Committment Issues?

Around this time last year, my friends were still reeling from the news of their acceptances, deciding between their various options or diving head first into any and all Yale first-year information they could find. Anxieties, excitement, and tensions were all skyrocketing as we chose where we’d spend the next four years. I, however, had known I was going to Yale for a few months — I was admitted Early Action and committed on January 1st. I’d only visited Yale once before in September. I accepted my offer of admission before I received my financial aid letter. In hindsight, committing was a bold, risky leap of faith.

This is a portrait of me during my senior year of high school!

As a senior, I was drawn to many of the same Yale features that other admits were — the architecture, the residential colleges, the latent Hogwarts vibe, the allure of the Ivy League, the friendliness and genuineness of the students.
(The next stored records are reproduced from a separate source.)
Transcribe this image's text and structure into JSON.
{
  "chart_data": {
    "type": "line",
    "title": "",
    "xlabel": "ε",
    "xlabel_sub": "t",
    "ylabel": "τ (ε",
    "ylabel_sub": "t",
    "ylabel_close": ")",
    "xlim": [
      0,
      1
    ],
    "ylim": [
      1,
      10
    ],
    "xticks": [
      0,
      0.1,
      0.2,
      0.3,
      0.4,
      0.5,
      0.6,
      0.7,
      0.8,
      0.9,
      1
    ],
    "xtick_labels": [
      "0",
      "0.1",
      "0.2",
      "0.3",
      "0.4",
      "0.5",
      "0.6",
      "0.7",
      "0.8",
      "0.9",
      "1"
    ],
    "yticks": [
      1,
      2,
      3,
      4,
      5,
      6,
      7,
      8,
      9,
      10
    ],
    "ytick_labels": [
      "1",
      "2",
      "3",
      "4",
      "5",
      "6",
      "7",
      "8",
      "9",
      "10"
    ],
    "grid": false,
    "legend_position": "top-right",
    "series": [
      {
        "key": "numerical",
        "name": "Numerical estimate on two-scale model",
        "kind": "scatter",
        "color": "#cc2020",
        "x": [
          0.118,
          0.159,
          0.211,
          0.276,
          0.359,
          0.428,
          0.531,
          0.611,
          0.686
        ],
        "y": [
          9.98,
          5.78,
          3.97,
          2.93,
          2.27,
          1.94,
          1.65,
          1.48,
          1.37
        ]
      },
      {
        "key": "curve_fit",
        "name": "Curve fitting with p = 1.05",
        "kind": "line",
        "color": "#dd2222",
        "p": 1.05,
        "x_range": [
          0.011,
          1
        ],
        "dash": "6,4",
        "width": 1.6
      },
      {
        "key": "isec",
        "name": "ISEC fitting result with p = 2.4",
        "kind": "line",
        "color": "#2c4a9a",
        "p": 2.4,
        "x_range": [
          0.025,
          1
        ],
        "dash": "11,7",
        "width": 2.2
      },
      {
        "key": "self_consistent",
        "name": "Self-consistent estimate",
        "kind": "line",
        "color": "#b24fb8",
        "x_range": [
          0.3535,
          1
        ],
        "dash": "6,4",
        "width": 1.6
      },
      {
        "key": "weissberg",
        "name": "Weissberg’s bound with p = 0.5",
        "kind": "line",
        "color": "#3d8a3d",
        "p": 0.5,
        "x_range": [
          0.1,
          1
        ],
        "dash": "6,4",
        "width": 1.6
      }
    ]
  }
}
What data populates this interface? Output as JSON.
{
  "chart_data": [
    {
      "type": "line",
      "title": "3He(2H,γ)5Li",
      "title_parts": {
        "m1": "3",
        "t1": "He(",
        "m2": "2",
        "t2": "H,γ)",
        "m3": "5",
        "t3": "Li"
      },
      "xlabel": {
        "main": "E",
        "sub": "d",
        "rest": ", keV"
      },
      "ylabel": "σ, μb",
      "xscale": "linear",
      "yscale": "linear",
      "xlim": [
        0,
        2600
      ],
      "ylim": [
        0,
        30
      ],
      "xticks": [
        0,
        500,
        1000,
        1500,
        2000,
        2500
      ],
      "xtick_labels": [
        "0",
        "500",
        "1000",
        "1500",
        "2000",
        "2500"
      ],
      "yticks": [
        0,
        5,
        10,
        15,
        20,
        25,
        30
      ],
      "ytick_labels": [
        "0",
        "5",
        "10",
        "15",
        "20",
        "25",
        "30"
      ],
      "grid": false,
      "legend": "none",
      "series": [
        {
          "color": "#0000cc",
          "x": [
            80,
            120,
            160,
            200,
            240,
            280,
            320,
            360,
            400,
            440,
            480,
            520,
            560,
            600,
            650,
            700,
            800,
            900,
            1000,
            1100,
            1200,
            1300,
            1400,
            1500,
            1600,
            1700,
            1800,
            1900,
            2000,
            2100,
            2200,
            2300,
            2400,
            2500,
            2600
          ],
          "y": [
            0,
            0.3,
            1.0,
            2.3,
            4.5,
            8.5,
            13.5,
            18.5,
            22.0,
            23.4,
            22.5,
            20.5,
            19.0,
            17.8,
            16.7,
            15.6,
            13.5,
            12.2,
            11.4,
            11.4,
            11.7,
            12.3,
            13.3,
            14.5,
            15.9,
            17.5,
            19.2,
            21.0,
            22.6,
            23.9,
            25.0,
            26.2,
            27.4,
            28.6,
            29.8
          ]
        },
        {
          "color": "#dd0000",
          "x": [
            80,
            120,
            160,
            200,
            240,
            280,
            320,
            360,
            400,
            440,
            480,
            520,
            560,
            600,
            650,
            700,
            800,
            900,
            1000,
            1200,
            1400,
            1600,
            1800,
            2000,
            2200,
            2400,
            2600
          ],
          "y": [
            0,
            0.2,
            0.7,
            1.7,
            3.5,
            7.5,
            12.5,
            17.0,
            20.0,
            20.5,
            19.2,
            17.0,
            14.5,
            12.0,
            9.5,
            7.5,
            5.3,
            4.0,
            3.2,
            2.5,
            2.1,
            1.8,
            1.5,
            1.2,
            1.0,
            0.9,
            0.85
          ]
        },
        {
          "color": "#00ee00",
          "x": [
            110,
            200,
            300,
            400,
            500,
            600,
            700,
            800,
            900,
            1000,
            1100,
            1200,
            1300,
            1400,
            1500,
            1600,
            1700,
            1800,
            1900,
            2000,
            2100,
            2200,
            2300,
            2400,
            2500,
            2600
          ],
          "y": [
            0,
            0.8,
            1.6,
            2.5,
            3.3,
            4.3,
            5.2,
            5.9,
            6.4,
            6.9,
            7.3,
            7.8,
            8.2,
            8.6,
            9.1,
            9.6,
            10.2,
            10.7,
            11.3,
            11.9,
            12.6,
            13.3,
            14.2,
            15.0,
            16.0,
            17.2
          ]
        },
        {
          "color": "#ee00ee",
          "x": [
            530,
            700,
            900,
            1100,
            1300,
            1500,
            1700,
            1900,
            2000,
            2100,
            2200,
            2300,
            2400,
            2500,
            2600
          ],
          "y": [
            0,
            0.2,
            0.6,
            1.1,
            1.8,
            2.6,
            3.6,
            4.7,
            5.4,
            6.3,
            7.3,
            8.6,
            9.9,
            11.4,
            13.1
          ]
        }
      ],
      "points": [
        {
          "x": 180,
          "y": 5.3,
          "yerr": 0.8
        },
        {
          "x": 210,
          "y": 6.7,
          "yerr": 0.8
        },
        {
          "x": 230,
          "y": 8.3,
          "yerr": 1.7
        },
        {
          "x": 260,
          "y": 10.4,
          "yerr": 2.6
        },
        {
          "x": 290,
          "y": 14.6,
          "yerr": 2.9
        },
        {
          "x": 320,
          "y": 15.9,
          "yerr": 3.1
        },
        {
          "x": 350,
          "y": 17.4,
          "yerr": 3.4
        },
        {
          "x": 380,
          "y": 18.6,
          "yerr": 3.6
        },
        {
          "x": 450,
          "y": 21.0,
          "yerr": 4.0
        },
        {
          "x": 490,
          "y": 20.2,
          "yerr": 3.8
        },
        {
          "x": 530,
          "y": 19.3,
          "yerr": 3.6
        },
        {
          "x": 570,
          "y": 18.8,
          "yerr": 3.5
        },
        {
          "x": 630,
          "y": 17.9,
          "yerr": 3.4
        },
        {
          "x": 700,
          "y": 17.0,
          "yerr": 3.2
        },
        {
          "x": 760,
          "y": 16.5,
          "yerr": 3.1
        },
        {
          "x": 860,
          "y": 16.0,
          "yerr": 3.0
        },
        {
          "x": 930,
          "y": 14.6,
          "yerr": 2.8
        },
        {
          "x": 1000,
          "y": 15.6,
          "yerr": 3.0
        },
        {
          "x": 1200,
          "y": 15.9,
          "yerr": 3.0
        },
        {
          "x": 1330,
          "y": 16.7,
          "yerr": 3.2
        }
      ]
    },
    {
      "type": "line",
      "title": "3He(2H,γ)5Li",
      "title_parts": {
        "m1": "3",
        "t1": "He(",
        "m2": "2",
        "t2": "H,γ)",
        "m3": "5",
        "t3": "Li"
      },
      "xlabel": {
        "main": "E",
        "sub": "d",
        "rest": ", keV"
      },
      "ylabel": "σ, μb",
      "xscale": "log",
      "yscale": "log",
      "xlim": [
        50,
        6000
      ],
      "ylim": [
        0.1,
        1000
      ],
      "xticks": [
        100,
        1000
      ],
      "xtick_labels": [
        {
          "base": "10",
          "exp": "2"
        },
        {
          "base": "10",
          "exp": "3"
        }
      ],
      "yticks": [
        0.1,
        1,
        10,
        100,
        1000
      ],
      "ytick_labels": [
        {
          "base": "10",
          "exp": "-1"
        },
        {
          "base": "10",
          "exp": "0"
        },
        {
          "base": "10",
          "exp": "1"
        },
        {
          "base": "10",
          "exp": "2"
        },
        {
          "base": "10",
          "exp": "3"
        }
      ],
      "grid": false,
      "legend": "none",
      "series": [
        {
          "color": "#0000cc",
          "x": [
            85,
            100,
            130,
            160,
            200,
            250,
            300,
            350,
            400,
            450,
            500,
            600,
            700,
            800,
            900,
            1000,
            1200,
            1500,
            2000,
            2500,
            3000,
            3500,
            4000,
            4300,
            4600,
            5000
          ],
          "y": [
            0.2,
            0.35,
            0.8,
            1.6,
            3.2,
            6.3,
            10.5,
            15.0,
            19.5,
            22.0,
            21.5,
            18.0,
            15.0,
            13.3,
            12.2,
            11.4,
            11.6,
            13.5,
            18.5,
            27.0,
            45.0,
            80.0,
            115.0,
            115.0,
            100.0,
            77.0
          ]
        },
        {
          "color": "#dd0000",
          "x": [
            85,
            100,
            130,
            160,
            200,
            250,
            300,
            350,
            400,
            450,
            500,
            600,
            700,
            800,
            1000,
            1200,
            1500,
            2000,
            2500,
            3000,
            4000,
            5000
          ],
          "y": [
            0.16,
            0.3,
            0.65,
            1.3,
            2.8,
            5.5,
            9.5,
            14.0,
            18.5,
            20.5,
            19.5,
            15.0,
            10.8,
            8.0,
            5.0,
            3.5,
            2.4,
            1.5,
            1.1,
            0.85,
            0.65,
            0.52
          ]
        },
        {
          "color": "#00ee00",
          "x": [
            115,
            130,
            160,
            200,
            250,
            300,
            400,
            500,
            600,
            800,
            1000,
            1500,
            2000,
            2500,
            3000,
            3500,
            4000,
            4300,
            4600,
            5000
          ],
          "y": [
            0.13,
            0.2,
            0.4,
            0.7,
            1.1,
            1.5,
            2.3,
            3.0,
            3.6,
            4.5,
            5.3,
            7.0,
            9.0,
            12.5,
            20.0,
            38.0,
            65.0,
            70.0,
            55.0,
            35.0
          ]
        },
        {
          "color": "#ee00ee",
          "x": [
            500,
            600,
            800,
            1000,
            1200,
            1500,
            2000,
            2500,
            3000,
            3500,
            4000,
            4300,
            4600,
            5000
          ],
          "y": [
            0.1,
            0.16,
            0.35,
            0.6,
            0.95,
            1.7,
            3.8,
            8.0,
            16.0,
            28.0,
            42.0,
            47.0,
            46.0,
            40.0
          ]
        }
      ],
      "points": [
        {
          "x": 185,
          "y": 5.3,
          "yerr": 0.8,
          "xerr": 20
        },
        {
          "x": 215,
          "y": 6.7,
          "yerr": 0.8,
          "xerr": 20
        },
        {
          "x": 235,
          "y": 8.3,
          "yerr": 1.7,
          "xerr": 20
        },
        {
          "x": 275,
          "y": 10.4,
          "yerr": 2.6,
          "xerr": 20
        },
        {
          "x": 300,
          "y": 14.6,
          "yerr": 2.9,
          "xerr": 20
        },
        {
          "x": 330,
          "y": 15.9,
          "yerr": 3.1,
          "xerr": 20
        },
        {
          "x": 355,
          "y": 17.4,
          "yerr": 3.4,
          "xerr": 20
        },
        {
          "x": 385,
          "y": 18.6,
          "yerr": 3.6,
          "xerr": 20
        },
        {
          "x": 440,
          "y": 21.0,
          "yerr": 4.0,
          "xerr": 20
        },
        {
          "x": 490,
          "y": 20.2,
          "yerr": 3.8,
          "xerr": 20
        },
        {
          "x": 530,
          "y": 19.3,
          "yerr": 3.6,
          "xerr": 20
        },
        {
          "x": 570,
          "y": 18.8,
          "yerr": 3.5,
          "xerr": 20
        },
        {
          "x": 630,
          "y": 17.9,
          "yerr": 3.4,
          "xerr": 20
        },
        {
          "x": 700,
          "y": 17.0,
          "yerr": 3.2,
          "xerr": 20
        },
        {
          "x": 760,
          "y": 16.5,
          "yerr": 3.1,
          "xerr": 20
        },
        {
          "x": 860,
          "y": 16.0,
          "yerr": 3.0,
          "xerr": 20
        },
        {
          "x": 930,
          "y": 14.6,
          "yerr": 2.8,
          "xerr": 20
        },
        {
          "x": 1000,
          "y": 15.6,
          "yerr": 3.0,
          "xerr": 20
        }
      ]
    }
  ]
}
I heard and experienced the common but true story of being lost and encountering a Yalie who kindly guided me to my destination. 

Being accepted into an Ivy League was also unprecedented in my family, who emphasized the importance of education growing up; the idea of not choosing Yale almost felt like looking a gift horse in the mouth, given the history of sacrifice I’d been made aware of. Still, even beyond Yale’s more conspicuous, popular aspects, and the sense of responsibility to attend a university like it, there was an unspoken quality about it that drove me to commit so early. 

Me hastily committing to Yale, circa January 2018, oil on canvas.

Looking back, some of the affirmations I heard from Yalies initially sounded a bit corny or immaterial — but they were also honest and authentic. For all of Yale’s most visible charms, there was also an untameable undercurrent of collective happiness that seemed to swallow up the whole university. There would be stress, and challenges, and I’d falter and doubt myself at times — but I’d have a resilient community to fall back on. Yale offered homes rather than a home — multitudes of families, of groups, of people I could write and belly laugh and race down sidewalks with. People who would help me grow and hold me accountable and be there to lean on. Even now, there are so many spaces on campus that I cherish: places where my blackness and passion for performance and writing is centered like my theater and performance poetry groups, places where I can relax and decompress like my residential college, or even fleeting interactions with friends and professors. Yale’s home felt like something I couldn’t pin down and define completely — and I liked that.

Ever felt like this?

I remember sitting in the Acorn (Silliman’s coffee shop) with one of my sister’s friends who attended Yale, watching one of the WORD poets read during the Bulldog Days open mic. The event was a short breath of calm amidst the enthusiastic rush that encapsulates all three days.

“I think you and the guy who read the love poem are gonna be good friends!”

And, serendipitiously enough, we are. In that moment, though, in the lull of quiet amidst an otherwise simultaneously exciting yet nervewracking time, I had an intuitive, reassuring feeling that Yale was going to work out. 

If I had to use one picture to descirbe my first year at Yale, it would be this one.

I don’t know if I can distill the reason why I picked Yale so early down into a single answer. I also don’t know if I’m conscious of the entirety of that decision, even now. Maybe it was because of the graduate student I bumped into at the airport who was excited for me to experience Bulldog Days. Maybe it was the flowers blooming on Old Campus. Maybe it was because of the resources I saw or the students I met or the weather when I visited. Maybe it was concrete. Maybe it was a whim.

I don’t know how to explain and articulate all of my Yale experiences. I don’t know how to solidify them all into words. Maybe they’re best left like that —like a glowing halo of memories that could only ever be relived in the mind’s eye. Tired heads rested on shoulders. Surprise Christmas presents in coffee shops. Late night ramen dinners. The piggyback rides. Sharing umbrellas in the rain. Apple picking. Laying in hammocks at 3 a.m. eating potato cones and spilling ketchup.

To the admitted students of 2023: this decisions season, you’ll have to take some risks. You may be absolutely sure of your decision. You may have doubts. You may have an “Acorn” moment, or not. It can be hard to find your people or determine if Yale is a good fit for you in one day, or three, or through a few interactions. So think about where you feel most at home. Where you feel most celebrated. Where you feel most welcome. Take at least one moment to be submerged in the lull, envision a glimpse of what’s next, and trust yourself.